Prohiber la culture de cannabis à domicile est «paternaliste», dit Anne McLellan

L’ancienne ministre libérale de la Justice et de la Santé Anne McLellan a conseillé le gouvernement de Justin Trudeau en vue de la légalisation du cannabis.
Photo: Adrian Wyld La Presse canadienne L’ancienne ministre libérale de la Justice et de la Santé Anne McLellan a conseillé le gouvernement de Justin Trudeau en vue de la légalisation du cannabis.

L’ancienne ministre fédérale qui a conseillé le gouvernement Trudeau en vue de la légalisation du cannabis estime qu’il serait « paternaliste » d’interdire carrément la culture de la plante à domicile. Dans la mesure où celle-ci sera légale, il n’est pas logique ou même réaliste, selon Anne McLellan, de la prohiber à la maison.

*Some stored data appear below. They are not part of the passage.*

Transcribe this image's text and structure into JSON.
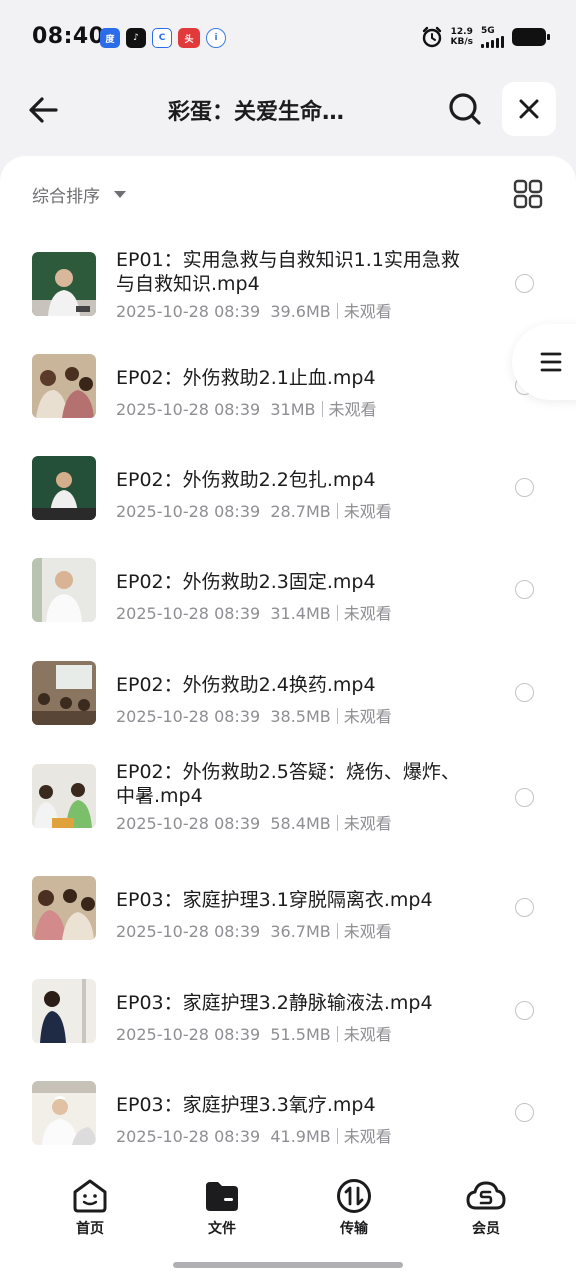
{
  "status_bar": {
    "time": "08:40",
    "net_speed_value": "12.9",
    "net_speed_unit": "KB/s",
    "network": "5G",
    "app_icons": [
      "baidu-icon",
      "tiktok-icon",
      "c-app-icon",
      "toutiao-icon",
      "ifly-icon"
    ]
  },
  "header": {
    "title": "彩蛋：关爱生命…"
  },
  "toolbar": {
    "sort_label": "综合排序"
  },
  "files": [
    {
      "name": "EP01：实用急救与自救知识1.1实用急救与自救知识.mp4",
      "date": "2025-10-28 08:39",
      "size": "39.6MB",
      "status": "未观看"
    },
    {
      "name": "EP02：外伤救助2.1止血.mp4",
      "date": "2025-10-28 08:39",
      "size": "31MB",
      "status": "未观看"
    },
    {
      "name": "EP02：外伤救助2.2包扎.mp4",
      "date": "2025-10-28 08:39",
      "size": "28.7MB",
      "status": "未观看"
    },
    {
      "name": "EP02：外伤救助2.3固定.mp4",
      "date": "2025-10-28 08:39",
      "size": "31.4MB",
      "status": "未观看"
    },
    {
      "name": "EP02：外伤救助2.4换药.mp4",
      "date": "2025-10-28 08:39",
      "size": "38.5MB",
      "status": "未观看"
    },
    {
      "name": "EP02：外伤救助2.5答疑：烧伤、爆炸、中暑.mp4",
      "date": "2025-10-28 08:39",
      "size": "58.4MB",
      "status": "未观看"
    },
    {
      "name": "EP03：家庭护理3.1穿脱隔离衣.mp4",
      "date": "2025-10-28 08:39",
      "size": "36.7MB",
      "status": "未观看"
    },
    {
      "name": "EP03：家庭护理3.2静脉输液法.mp4",
      "date": "2025-10-28 08:39",
      "size": "51.5MB",
      "status": "未观看"
    },
    {
      "name": "EP03：家庭护理3.3氧疗.mp4",
      "date": "2025-10-28 08:39",
      "size": "41.9MB",
      "status": "未观看"
    }
  ],
  "bottom_nav": [
    {
      "label": "首页",
      "icon": "home-face-icon"
    },
    {
      "label": "文件",
      "icon": "folder-icon"
    },
    {
      "label": "传输",
      "icon": "transfer-icon"
    },
    {
      "label": "会员",
      "icon": "cloud-vip-icon"
    }
  ],
  "colors": {
    "background": "#f2f2f4",
    "text_primary": "#1c1c1e",
    "text_secondary": "#8e8e93"
  }
}
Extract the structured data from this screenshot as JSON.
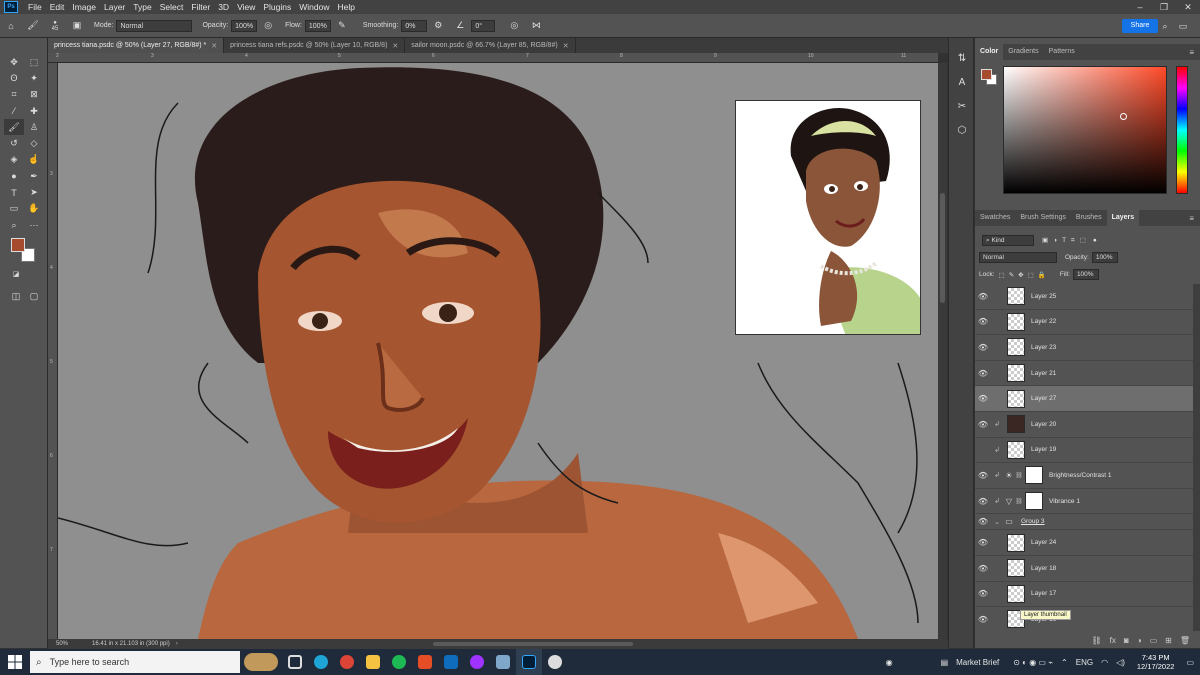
{
  "menu": {
    "logo": "Ps",
    "items": [
      "File",
      "Edit",
      "Image",
      "Layer",
      "Type",
      "Select",
      "Filter",
      "3D",
      "View",
      "Plugins",
      "Window",
      "Help"
    ],
    "window_controls": [
      "–",
      "❐",
      "✕"
    ]
  },
  "options": {
    "brush_size": "45",
    "mode_label": "Mode:",
    "mode_value": "Normal",
    "opacity_label": "Opacity:",
    "opacity_value": "100%",
    "flow_label": "Flow:",
    "flow_value": "100%",
    "smoothing_label": "Smoothing:",
    "smoothing_value": "0%",
    "angle_value": "0°",
    "share_label": "Share"
  },
  "tabs": [
    {
      "label": "princess tiana.psdc @ 50% (Layer 27, RGB/8#) *",
      "active": true
    },
    {
      "label": "princess tiana refs.psdc @ 50% (Layer 10, RGB/8)",
      "active": false
    },
    {
      "label": "sailor moon.psdc @ 66.7% (Layer 85, RGB/8#)",
      "active": false
    }
  ],
  "rulers": {
    "top": [
      "2",
      "3",
      "4",
      "5",
      "6",
      "7",
      "8",
      "9",
      "10",
      "11"
    ],
    "left": [
      "3",
      "4",
      "5",
      "6",
      "7"
    ]
  },
  "status": {
    "zoom": "50%",
    "doc_info": "16.41 in x 21.103 in (300 ppi)"
  },
  "color_panel": {
    "tabs": [
      "Color",
      "Gradients",
      "Patterns"
    ],
    "foreground": "#a74b2f",
    "background": "#ffffff"
  },
  "layers_panel": {
    "tabs": [
      "Swatches",
      "Brush Settings",
      "Brushes",
      "Layers"
    ],
    "filter_kind": "Kind",
    "blend_mode": "Normal",
    "opacity_label": "Opacity:",
    "opacity_value": "100%",
    "lock_label": "Lock:",
    "fill_label": "Fill:",
    "fill_value": "100%",
    "tooltip": "Layer thumbnail",
    "layers": [
      {
        "name": "Layer 25",
        "visible": true,
        "clip": false,
        "type": "pixel"
      },
      {
        "name": "Layer 22",
        "visible": true,
        "clip": false,
        "type": "pixel"
      },
      {
        "name": "Layer 23",
        "visible": true,
        "clip": false,
        "type": "pixel"
      },
      {
        "name": "Layer 21",
        "visible": true,
        "clip": false,
        "type": "pixel"
      },
      {
        "name": "Layer 27",
        "visible": true,
        "clip": false,
        "type": "pixel",
        "selected": true
      },
      {
        "name": "Layer 20",
        "visible": true,
        "clip": true,
        "type": "solid",
        "color": "#3a2622"
      },
      {
        "name": "Layer 19",
        "visible": false,
        "clip": true,
        "type": "pixel"
      },
      {
        "name": "Brightness/Contrast 1",
        "visible": true,
        "clip": true,
        "type": "brightness"
      },
      {
        "name": "Vibrance 1",
        "visible": true,
        "clip": true,
        "type": "vibrance"
      },
      {
        "name": "Group 3",
        "visible": true,
        "clip": false,
        "type": "group"
      },
      {
        "name": "Layer 24",
        "visible": true,
        "clip": false,
        "type": "pixel"
      },
      {
        "name": "Layer 18",
        "visible": true,
        "clip": false,
        "type": "pixel"
      },
      {
        "name": "Layer 17",
        "visible": true,
        "clip": false,
        "type": "pixel"
      },
      {
        "name": "Layer 16",
        "visible": true,
        "clip": false,
        "type": "pixel"
      }
    ]
  },
  "taskbar": {
    "search_placeholder": "Type here to search",
    "news": "Market Brief",
    "lang": "ENG",
    "time": "7:43 PM",
    "date": "12/17/2022"
  }
}
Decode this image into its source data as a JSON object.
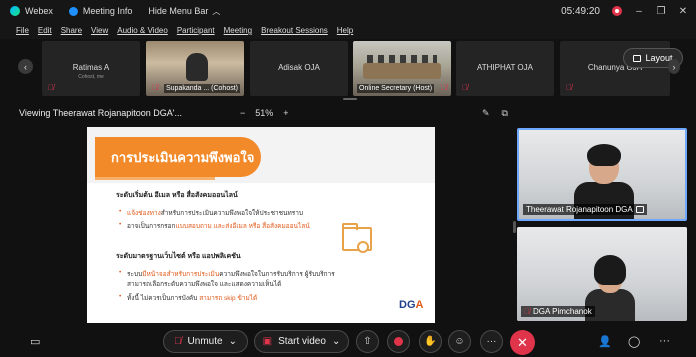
{
  "titlebar": {
    "app": "Webex",
    "meeting_info": "Meeting Info",
    "hide_menu": "Hide Menu Bar",
    "time": "05:49:20",
    "minimize": "–",
    "restore": "❐",
    "close": "✕"
  },
  "menu": [
    "File",
    "Edit",
    "Share",
    "View",
    "Audio & Video",
    "Participant",
    "Meeting",
    "Breakout Sessions",
    "Help"
  ],
  "filmstrip": {
    "tiles": [
      {
        "name": "Ratimas A",
        "sub": "Cohost, me",
        "label": ""
      },
      {
        "name": "",
        "sub": "",
        "label": "Supakanda ... (Cohost)"
      },
      {
        "name": "Adisak OJA",
        "sub": "",
        "label": ""
      },
      {
        "name": "",
        "sub": "",
        "label": "Online Secretary (Host)"
      },
      {
        "name": "ATHIPHAT OJA",
        "sub": "",
        "label": ""
      },
      {
        "name": "Chanunya OJA",
        "sub": "",
        "label": ""
      }
    ],
    "layout_label": "Layout"
  },
  "share": {
    "viewing": "Viewing Theerawat Rojanapitoon DGA'...",
    "zoom_out": "−",
    "zoom": "51%",
    "zoom_in": "+"
  },
  "slide": {
    "title": "การประเมินความพึงพอใจ",
    "section1": "ระดับเริ่มต้น อีเมล หรือ สื่อสังคมออนไลน์",
    "s1_b1_hl": "แจ้งช่องทาง",
    "s1_b1": "สำหรับการประเมินความพึงพอใจให้ประชาชนทราบ",
    "s1_b2": "อาจเป็นการกรอก",
    "s1_b2_hl": "แบบสอบถาม และส่งอีเมล หรือ สื่อสังคมออนไลน์",
    "section2": "ระดับมาตรฐานเว็บไซต์ หรือ แอปพลิเคชัน",
    "s2_b1": "ระบบ",
    "s2_b1_hl": "มีหน้าจอสำหรับการประเมิน",
    "s2_b1_rest": "ความพึงพอใจในการรับบริการ ผู้รับบริการสามารถเลือกระดับความพึงพอใจ และแสดงความเห็นได้",
    "s2_b2": "ทั้งนี้ ไม่ควรเป็นการบังคับ",
    "s2_b2_hl": "สามารถ skip ข้ามได้",
    "logo_d": "DG",
    "logo_a": "A"
  },
  "videos": [
    {
      "name": "Theerawat Rojanapitoon DGA"
    },
    {
      "name": "DGA Pimchanok"
    }
  ],
  "toolbar": {
    "unmute": "Unmute",
    "start_video": "Start video",
    "more": "···",
    "end": "✕"
  }
}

Bien qu’Ottawa ait suivi les recommandations de l’ancienne ministre libérale de la Justice et de la Santé, le Québec et le Manitoba souhaitent prohiber la production personnelle de cannabis à domicile.

« Si vous légalisez le produit tiré de la plante, voulez-vous bien me dire comment on peut affirmer que vous ne pouvez pas faire pousser la plante ? […] C’est paternaliste. C’est inapplicable », a plaidé Mme McLellan, en marge de sa comparution en comité sénatorial pour discuter de son rapport dont le gouvernement s’est largement inspiré pour rédiger son projet de loi.

Ses propos étaient tout aussi tranchés devant le comité. « Le cannabis va être légal. La plante sera légale. Et on permet aux gens, par exemple, de produire leur propre vin ; ils ont le droit de faire pousser leur tabac. Si vous allez vraiment légaliser, est-ce logique d’avoir une prohibition complète pour la culture de ce qui sera maintenant une plante légale qui produira une substance légale ? » a demandé l’ancienne ministre aux sénateurs qui choisiront, fin mai, quels amendements ils apporteront au projet de loi C-45.

Friction Québec-Ottawa

Le rapport McLellan suggérait notamment d’autoriser la culture d’un maximum de quatre plants par domicile. « En permettant l’accès légal au cannabis à l’échelle nationale au Canada, on s’attend à ce que la demande de cannabis produit illicitement diminue avec le temps », stipulait le document.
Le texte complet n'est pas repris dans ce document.